Apa yang saya sampaikan di atas adalah keyakinan saya, cara saya memandang intisari dari kekristenan. Jelas bahwa apa yang saya ungkapkan tidak bersesuaian dengan satu pandangan yang ada di thread ini (mungkin juga tidak dengan pandangan yang satunya lagi). Saya yakin apa yang saya pegang ini dapat dipertanggungjawabkan secara alkitabiah.

Tetapi, apabila ada rekan-rekan yang melihat kejanggalan atau kesalahan di pandangan saya, tolong beritahu beserta alasan-alasannya karena bagaimanapun juga saya bisa salah dan masih terus berproses.


Salam.

bruce

  • Guest
Re: Tentang efektifitas penebusan Kristus
« Reply #104 on: August 20, 2012, 10:37:42 AM »
Kisah di Alkitab adalah kisah yang memang ada agar kita percaya.
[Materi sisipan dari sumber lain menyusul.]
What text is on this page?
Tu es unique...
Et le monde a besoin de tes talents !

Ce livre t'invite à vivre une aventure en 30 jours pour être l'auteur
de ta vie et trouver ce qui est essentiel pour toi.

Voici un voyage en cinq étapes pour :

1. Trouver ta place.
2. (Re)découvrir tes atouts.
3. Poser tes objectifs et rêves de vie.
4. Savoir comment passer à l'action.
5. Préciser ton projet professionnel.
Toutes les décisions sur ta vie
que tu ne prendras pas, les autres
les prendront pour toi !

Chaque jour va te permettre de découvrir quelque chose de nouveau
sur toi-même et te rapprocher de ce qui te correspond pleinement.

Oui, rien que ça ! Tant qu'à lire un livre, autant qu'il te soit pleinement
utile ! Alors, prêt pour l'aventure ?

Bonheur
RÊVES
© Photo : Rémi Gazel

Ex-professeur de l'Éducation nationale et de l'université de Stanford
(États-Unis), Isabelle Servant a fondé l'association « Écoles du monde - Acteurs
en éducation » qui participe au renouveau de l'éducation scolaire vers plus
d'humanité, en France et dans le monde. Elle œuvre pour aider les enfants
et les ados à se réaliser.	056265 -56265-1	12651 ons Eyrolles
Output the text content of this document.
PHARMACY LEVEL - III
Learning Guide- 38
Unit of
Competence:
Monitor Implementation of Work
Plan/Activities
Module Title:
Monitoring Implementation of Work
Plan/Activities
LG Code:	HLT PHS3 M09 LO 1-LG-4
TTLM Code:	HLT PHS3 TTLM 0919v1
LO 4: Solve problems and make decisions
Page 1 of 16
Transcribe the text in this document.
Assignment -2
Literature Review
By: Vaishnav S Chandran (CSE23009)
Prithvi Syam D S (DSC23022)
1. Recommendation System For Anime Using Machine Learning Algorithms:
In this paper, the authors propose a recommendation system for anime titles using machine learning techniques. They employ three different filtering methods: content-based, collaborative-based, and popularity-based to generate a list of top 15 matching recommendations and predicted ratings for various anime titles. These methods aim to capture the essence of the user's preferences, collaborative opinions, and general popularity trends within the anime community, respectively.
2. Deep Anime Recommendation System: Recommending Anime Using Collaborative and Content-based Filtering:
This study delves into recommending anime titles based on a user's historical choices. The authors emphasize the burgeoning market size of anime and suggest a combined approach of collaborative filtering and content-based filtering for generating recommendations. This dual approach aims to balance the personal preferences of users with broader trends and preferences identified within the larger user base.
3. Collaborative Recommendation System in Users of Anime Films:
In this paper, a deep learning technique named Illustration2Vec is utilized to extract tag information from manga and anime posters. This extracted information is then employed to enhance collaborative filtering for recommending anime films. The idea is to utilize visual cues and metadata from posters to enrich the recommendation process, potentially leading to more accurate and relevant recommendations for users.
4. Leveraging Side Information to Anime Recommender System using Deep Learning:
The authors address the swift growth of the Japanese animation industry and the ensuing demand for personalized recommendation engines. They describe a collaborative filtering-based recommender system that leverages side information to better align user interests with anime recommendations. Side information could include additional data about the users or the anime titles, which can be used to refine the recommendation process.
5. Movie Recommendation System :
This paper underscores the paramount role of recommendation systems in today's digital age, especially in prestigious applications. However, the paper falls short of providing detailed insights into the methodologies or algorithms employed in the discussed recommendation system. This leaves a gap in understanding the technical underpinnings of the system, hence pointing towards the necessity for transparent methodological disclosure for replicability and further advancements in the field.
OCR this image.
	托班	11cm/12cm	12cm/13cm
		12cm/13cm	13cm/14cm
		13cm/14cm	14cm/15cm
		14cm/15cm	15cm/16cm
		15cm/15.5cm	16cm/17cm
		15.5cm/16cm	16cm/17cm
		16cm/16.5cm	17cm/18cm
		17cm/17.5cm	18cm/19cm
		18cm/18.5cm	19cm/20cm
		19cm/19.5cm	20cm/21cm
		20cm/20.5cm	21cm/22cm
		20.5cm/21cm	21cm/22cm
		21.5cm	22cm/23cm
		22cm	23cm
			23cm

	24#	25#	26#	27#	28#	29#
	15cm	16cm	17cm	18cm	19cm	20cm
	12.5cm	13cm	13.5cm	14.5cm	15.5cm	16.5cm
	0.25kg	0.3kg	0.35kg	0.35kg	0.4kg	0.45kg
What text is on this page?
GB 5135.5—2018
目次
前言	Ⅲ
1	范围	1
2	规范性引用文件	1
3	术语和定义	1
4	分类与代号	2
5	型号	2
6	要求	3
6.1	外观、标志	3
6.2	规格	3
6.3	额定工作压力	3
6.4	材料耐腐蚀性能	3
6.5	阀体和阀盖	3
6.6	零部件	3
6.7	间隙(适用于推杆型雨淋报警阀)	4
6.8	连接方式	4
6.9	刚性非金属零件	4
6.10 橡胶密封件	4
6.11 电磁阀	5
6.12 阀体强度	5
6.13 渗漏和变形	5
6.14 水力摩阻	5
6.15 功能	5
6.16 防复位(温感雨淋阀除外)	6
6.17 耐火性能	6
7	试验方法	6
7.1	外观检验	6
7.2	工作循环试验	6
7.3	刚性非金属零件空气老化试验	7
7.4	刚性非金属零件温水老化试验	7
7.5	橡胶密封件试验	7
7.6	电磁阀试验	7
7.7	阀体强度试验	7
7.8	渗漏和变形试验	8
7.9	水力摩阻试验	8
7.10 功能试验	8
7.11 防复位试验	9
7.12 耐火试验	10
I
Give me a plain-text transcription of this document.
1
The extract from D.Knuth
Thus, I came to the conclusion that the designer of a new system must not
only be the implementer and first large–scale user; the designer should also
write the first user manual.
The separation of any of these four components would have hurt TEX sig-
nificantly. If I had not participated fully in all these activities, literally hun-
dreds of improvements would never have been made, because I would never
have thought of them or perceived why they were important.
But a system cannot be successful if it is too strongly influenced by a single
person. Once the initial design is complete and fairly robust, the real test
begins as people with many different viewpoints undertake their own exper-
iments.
Pahami dulu itu, bro. Jadi menggunakan kisah di Alkitab untuk menggambarkan kehidupan nyata kita, bukan tidak boleh, tetapi kurang real.

Kemudian, silahkan kembali ke dunia nyata.
Coba anda gambarkan bagaimana 'prosesnya' seorang yang tidak tahu dan tidak percaya kepada Kristus bisa mengawalinya dengan iman? Itu saja yang saya harapkan anda kisahkan, atau sampaikan pada kami.